I seems lmost all these smart type devices being sold these days that need a remote connection are proprietary. Potentially apple devices are the same, but they don't remove essential features that will render a device useless, just because it has reached a certain age.
In this case it appears Hybrid always only a 10 year license to provide Tivo to Australia, and by the time they sold it in NZ, it was down to 7-8 years remaining. So IMO they should have stamped on the box that the box expired in 2017, so buyer knew that it had a time limited life to it. I would have thought that would have been required under NZ laws? In normal cases you would expect the parent company who owns the license to step in after the license expires, but Tivo US don't appear to be wanting to do that.
Got to remember under NZ law (consumer guarantees act) you can also chase the retailer..........most cases it Telecom (AKA Spark) and near the end of retail sales it was also Noel Lemmings, both of these companies are still around so the legal obligation falls on them to repair/replace/refund........
But how long is the life? If you had a Panny PVR that was near 10 years old would you get CGA coverage?
Consumer has a table for expected life of products under the CGA, but their is a range depending on the value/quality of it and the use it has had. But Tivos are quite high quality as they did retail for nearly $1000 when Spark were selling them.
Yep, I agree, but 10 years for a device with a HDD? Ive had Panny DVRs since the $1800 one I got. Its still goes I think, not a great deal of use, but its SD only. I cant claim on that. The TIVO issue is quite unique, there are many takes n it that you can say, forget it its over, and others where you can say, its not over. The boxes are not going to fail on 1 Nov, they will work exactly as they have done. Play, record, and so on. The box has an ongoing life. But the licence doesnt, and thats part of the software. I can see lawyers in a trial one arguing the box (hardware) the other arguing the software.

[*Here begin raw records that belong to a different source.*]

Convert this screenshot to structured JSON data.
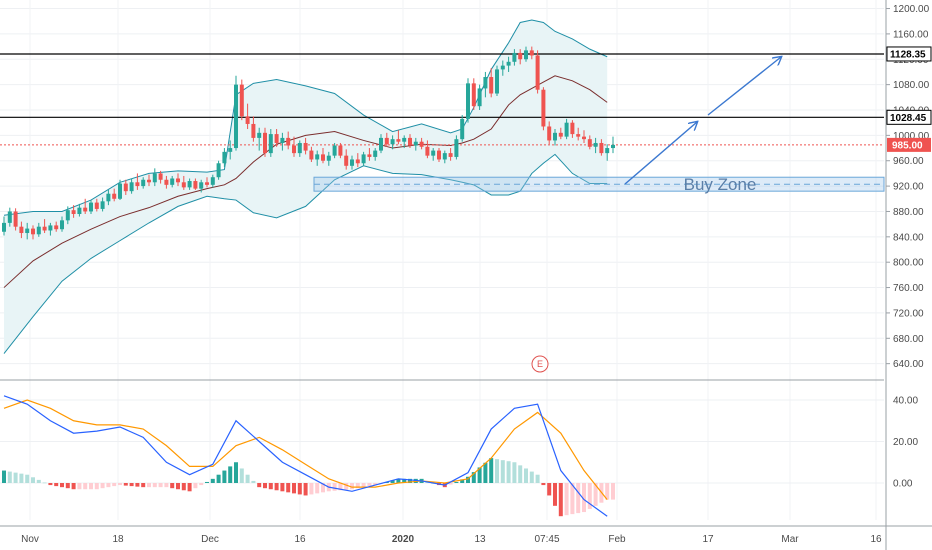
{
  "colors": {
    "up": "#26a69a",
    "down": "#ef5350",
    "band_line": "#1f8fa6",
    "band_fill": "#e8f4f6",
    "basis": "#7a2d2d",
    "level": "#000000",
    "current": "#ef5350",
    "zone": "#9ec7ea",
    "arrow": "#3b78d0",
    "macd": "#2962ff",
    "signal": "#ff9800"
  },
  "chart_data": [
    {
      "type": "candlestick",
      "price_ticks": [
        "1200.00",
        "1160.00",
        "1120.00",
        "1080.00",
        "1040.00",
        "1000.00",
        "960.00",
        "920.00",
        "880.00",
        "840.00",
        "800.00",
        "760.00",
        "720.00",
        "680.00",
        "640.00"
      ],
      "ylim": [
        630,
        1210
      ],
      "time_ticks": [
        "Nov",
        "18",
        "Dec",
        "16",
        "2020",
        "13",
        "07:45",
        "Feb",
        "17",
        "Mar",
        "16"
      ],
      "levels": [
        {
          "label": "1128.35",
          "value": 1128.35
        },
        {
          "label": "1028.45",
          "value": 1028.45
        }
      ],
      "current_price": {
        "label": "985.00",
        "value": 985.0
      },
      "buy_zone": {
        "label": "Buy Zone",
        "low": 912,
        "high": 934
      },
      "event_marker": "E",
      "ohlc": [
        {
          "o": 848,
          "h": 872,
          "l": 842,
          "c": 862
        },
        {
          "o": 862,
          "h": 886,
          "l": 856,
          "c": 880
        },
        {
          "o": 880,
          "h": 885,
          "l": 850,
          "c": 856
        },
        {
          "o": 856,
          "h": 864,
          "l": 838,
          "c": 846
        },
        {
          "o": 846,
          "h": 862,
          "l": 836,
          "c": 853
        },
        {
          "o": 853,
          "h": 858,
          "l": 836,
          "c": 844
        },
        {
          "o": 844,
          "h": 862,
          "l": 840,
          "c": 856
        },
        {
          "o": 856,
          "h": 868,
          "l": 846,
          "c": 850
        },
        {
          "o": 850,
          "h": 862,
          "l": 842,
          "c": 858
        },
        {
          "o": 858,
          "h": 864,
          "l": 848,
          "c": 852
        },
        {
          "o": 852,
          "h": 872,
          "l": 848,
          "c": 866
        },
        {
          "o": 866,
          "h": 888,
          "l": 860,
          "c": 882
        },
        {
          "o": 882,
          "h": 890,
          "l": 870,
          "c": 876
        },
        {
          "o": 876,
          "h": 892,
          "l": 872,
          "c": 886
        },
        {
          "o": 886,
          "h": 900,
          "l": 876,
          "c": 880
        },
        {
          "o": 880,
          "h": 898,
          "l": 876,
          "c": 894
        },
        {
          "o": 894,
          "h": 900,
          "l": 880,
          "c": 884
        },
        {
          "o": 884,
          "h": 902,
          "l": 880,
          "c": 896
        },
        {
          "o": 896,
          "h": 914,
          "l": 890,
          "c": 908
        },
        {
          "o": 908,
          "h": 916,
          "l": 896,
          "c": 900
        },
        {
          "o": 900,
          "h": 930,
          "l": 898,
          "c": 924
        },
        {
          "o": 924,
          "h": 930,
          "l": 906,
          "c": 912
        },
        {
          "o": 912,
          "h": 932,
          "l": 908,
          "c": 926
        },
        {
          "o": 926,
          "h": 940,
          "l": 914,
          "c": 920
        },
        {
          "o": 920,
          "h": 934,
          "l": 916,
          "c": 930
        },
        {
          "o": 930,
          "h": 938,
          "l": 920,
          "c": 926
        },
        {
          "o": 926,
          "h": 948,
          "l": 920,
          "c": 940
        },
        {
          "o": 940,
          "h": 944,
          "l": 924,
          "c": 930
        },
        {
          "o": 930,
          "h": 936,
          "l": 916,
          "c": 922
        },
        {
          "o": 922,
          "h": 936,
          "l": 918,
          "c": 932
        },
        {
          "o": 932,
          "h": 940,
          "l": 920,
          "c": 926
        },
        {
          "o": 926,
          "h": 936,
          "l": 914,
          "c": 918
        },
        {
          "o": 918,
          "h": 932,
          "l": 914,
          "c": 928
        },
        {
          "o": 928,
          "h": 932,
          "l": 914,
          "c": 916
        },
        {
          "o": 916,
          "h": 930,
          "l": 910,
          "c": 926
        },
        {
          "o": 926,
          "h": 934,
          "l": 918,
          "c": 922
        },
        {
          "o": 922,
          "h": 938,
          "l": 918,
          "c": 934
        },
        {
          "o": 934,
          "h": 960,
          "l": 930,
          "c": 956
        },
        {
          "o": 956,
          "h": 980,
          "l": 950,
          "c": 974
        },
        {
          "o": 974,
          "h": 992,
          "l": 962,
          "c": 980
        },
        {
          "o": 980,
          "h": 1094,
          "l": 976,
          "c": 1080
        },
        {
          "o": 1080,
          "h": 1088,
          "l": 1024,
          "c": 1030
        },
        {
          "o": 1030,
          "h": 1050,
          "l": 1010,
          "c": 1018
        },
        {
          "o": 1018,
          "h": 1030,
          "l": 990,
          "c": 996
        },
        {
          "o": 996,
          "h": 1012,
          "l": 976,
          "c": 1004
        },
        {
          "o": 1004,
          "h": 1012,
          "l": 966,
          "c": 972
        },
        {
          "o": 972,
          "h": 1010,
          "l": 966,
          "c": 1002
        },
        {
          "o": 1002,
          "h": 1010,
          "l": 982,
          "c": 988
        },
        {
          "o": 988,
          "h": 1004,
          "l": 976,
          "c": 996
        },
        {
          "o": 996,
          "h": 1006,
          "l": 978,
          "c": 984
        },
        {
          "o": 984,
          "h": 998,
          "l": 966,
          "c": 972
        },
        {
          "o": 972,
          "h": 992,
          "l": 966,
          "c": 988
        },
        {
          "o": 988,
          "h": 996,
          "l": 970,
          "c": 976
        },
        {
          "o": 976,
          "h": 982,
          "l": 958,
          "c": 962
        },
        {
          "o": 962,
          "h": 976,
          "l": 952,
          "c": 970
        },
        {
          "o": 970,
          "h": 980,
          "l": 956,
          "c": 960
        },
        {
          "o": 960,
          "h": 974,
          "l": 952,
          "c": 968
        },
        {
          "o": 968,
          "h": 988,
          "l": 964,
          "c": 984
        },
        {
          "o": 984,
          "h": 988,
          "l": 964,
          "c": 968
        },
        {
          "o": 968,
          "h": 978,
          "l": 946,
          "c": 952
        },
        {
          "o": 952,
          "h": 968,
          "l": 946,
          "c": 962
        },
        {
          "o": 962,
          "h": 972,
          "l": 950,
          "c": 956
        },
        {
          "o": 956,
          "h": 974,
          "l": 952,
          "c": 970
        },
        {
          "o": 970,
          "h": 980,
          "l": 960,
          "c": 966
        },
        {
          "o": 966,
          "h": 980,
          "l": 960,
          "c": 976
        },
        {
          "o": 976,
          "h": 1002,
          "l": 972,
          "c": 996
        },
        {
          "o": 996,
          "h": 1004,
          "l": 982,
          "c": 986
        },
        {
          "o": 986,
          "h": 1000,
          "l": 978,
          "c": 994
        },
        {
          "o": 994,
          "h": 1008,
          "l": 986,
          "c": 990
        },
        {
          "o": 990,
          "h": 1000,
          "l": 980,
          "c": 996
        },
        {
          "o": 996,
          "h": 1002,
          "l": 980,
          "c": 984
        },
        {
          "o": 984,
          "h": 996,
          "l": 976,
          "c": 990
        },
        {
          "o": 990,
          "h": 996,
          "l": 978,
          "c": 982
        },
        {
          "o": 982,
          "h": 992,
          "l": 964,
          "c": 968
        },
        {
          "o": 968,
          "h": 980,
          "l": 960,
          "c": 976
        },
        {
          "o": 976,
          "h": 980,
          "l": 958,
          "c": 962
        },
        {
          "o": 962,
          "h": 976,
          "l": 956,
          "c": 972
        },
        {
          "o": 972,
          "h": 980,
          "l": 960,
          "c": 966
        },
        {
          "o": 966,
          "h": 1000,
          "l": 962,
          "c": 994
        },
        {
          "o": 994,
          "h": 1032,
          "l": 990,
          "c": 1026
        },
        {
          "o": 1026,
          "h": 1090,
          "l": 1020,
          "c": 1082
        },
        {
          "o": 1082,
          "h": 1090,
          "l": 1040,
          "c": 1046
        },
        {
          "o": 1046,
          "h": 1080,
          "l": 1040,
          "c": 1074
        },
        {
          "o": 1074,
          "h": 1100,
          "l": 1060,
          "c": 1092
        },
        {
          "o": 1092,
          "h": 1106,
          "l": 1060,
          "c": 1066
        },
        {
          "o": 1066,
          "h": 1110,
          "l": 1062,
          "c": 1104
        },
        {
          "o": 1104,
          "h": 1118,
          "l": 1094,
          "c": 1110
        },
        {
          "o": 1110,
          "h": 1124,
          "l": 1100,
          "c": 1116
        },
        {
          "o": 1116,
          "h": 1136,
          "l": 1110,
          "c": 1130
        },
        {
          "o": 1130,
          "h": 1136,
          "l": 1112,
          "c": 1120
        },
        {
          "o": 1120,
          "h": 1140,
          "l": 1116,
          "c": 1134
        },
        {
          "o": 1134,
          "h": 1140,
          "l": 1120,
          "c": 1126
        },
        {
          "o": 1126,
          "h": 1134,
          "l": 1066,
          "c": 1072
        },
        {
          "o": 1072,
          "h": 1076,
          "l": 1008,
          "c": 1014
        },
        {
          "o": 1014,
          "h": 1022,
          "l": 986,
          "c": 992
        },
        {
          "o": 992,
          "h": 1010,
          "l": 984,
          "c": 1004
        },
        {
          "o": 1004,
          "h": 1012,
          "l": 994,
          "c": 998
        },
        {
          "o": 998,
          "h": 1026,
          "l": 994,
          "c": 1020
        },
        {
          "o": 1020,
          "h": 1024,
          "l": 996,
          "c": 1002
        },
        {
          "o": 1002,
          "h": 1012,
          "l": 992,
          "c": 998
        },
        {
          "o": 998,
          "h": 1008,
          "l": 988,
          "c": 994
        },
        {
          "o": 994,
          "h": 1000,
          "l": 978,
          "c": 982
        },
        {
          "o": 982,
          "h": 996,
          "l": 972,
          "c": 988
        },
        {
          "o": 988,
          "h": 994,
          "l": 968,
          "c": 972
        },
        {
          "o": 972,
          "h": 986,
          "l": 960,
          "c": 980
        },
        {
          "o": 980,
          "h": 998,
          "l": 972,
          "c": 985
        }
      ],
      "bands": {
        "x_index": [
          0,
          5,
          10,
          15,
          20,
          25,
          30,
          35,
          38,
          40,
          43,
          47,
          52,
          57,
          62,
          67,
          72,
          77,
          79,
          81,
          84,
          87,
          89,
          91,
          93,
          95,
          98,
          101,
          104
        ],
        "upper": [
          874,
          880,
          880,
          898,
          926,
          940,
          944,
          942,
          946,
          1064,
          1082,
          1088,
          1078,
          1066,
          1032,
          1006,
          1018,
          1004,
          1010,
          1044,
          1104,
          1146,
          1178,
          1182,
          1178,
          1164,
          1152,
          1136,
          1124
        ],
        "basis": [
          760,
          802,
          830,
          852,
          872,
          886,
          904,
          916,
          922,
          932,
          958,
          986,
          1000,
          1006,
          992,
          980,
          986,
          984,
          988,
          994,
          1010,
          1048,
          1064,
          1074,
          1084,
          1094,
          1086,
          1072,
          1052
        ],
        "lower": [
          656,
          714,
          770,
          806,
          834,
          862,
          888,
          904,
          900,
          898,
          878,
          870,
          888,
          930,
          952,
          940,
          938,
          930,
          926,
          922,
          906,
          906,
          912,
          940,
          956,
          970,
          940,
          924,
          924
        ]
      }
    },
    {
      "type": "macd",
      "ticks": [
        "40.00",
        "20.00",
        "0.00"
      ],
      "ylim": [
        -18,
        46
      ],
      "x_index": [
        0,
        4,
        8,
        12,
        16,
        20,
        24,
        28,
        32,
        36,
        40,
        44,
        48,
        52,
        56,
        60,
        64,
        68,
        72,
        76,
        80,
        84,
        88,
        92,
        96,
        100,
        104
      ],
      "macd": [
        42,
        38,
        30,
        24,
        25,
        27,
        22,
        10,
        4,
        9,
        30,
        20,
        10,
        4,
        -2,
        -4,
        -1,
        2,
        1,
        -1,
        5,
        26,
        36,
        38,
        6,
        -8,
        -16
      ],
      "signal": [
        36,
        40,
        36,
        30,
        28,
        28,
        26,
        18,
        8,
        8,
        18,
        22,
        16,
        9,
        2,
        -2,
        -2,
        0,
        1,
        0,
        2,
        12,
        26,
        34,
        24,
        6,
        -8
      ],
      "histogram": [
        6,
        4,
        -1,
        -3,
        -3,
        -1,
        -2,
        -2,
        -4,
        2,
        10,
        -2,
        -4,
        -6,
        -4,
        -3,
        -1,
        2,
        2,
        -2,
        3,
        12,
        10,
        4,
        -16,
        -14,
        -8
      ]
    }
  ]
}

Harddrives can potentially last a long time. I have a PC from the late 80's and the harddrive still words fine. But hard drives could be seen as a consumable part that can be replaced. eg if your computers harddrive fails you just take it into a repair agent to get it repaired, and they switch out the harddrive, you don't replace the entire computer. Also manufacturers are required to have spare parts reasonably available for the service life, so that products can be repaired. Just because a harddrive dies, doesn't mean that the product has reached teh end of it's life. If that was the case anyone who purchased a windows OEM license would have to buy a new license everytime their harddrive failed. Instead the license to tied to the motherboard, and that seems to be industry practice when software is tied to hardware.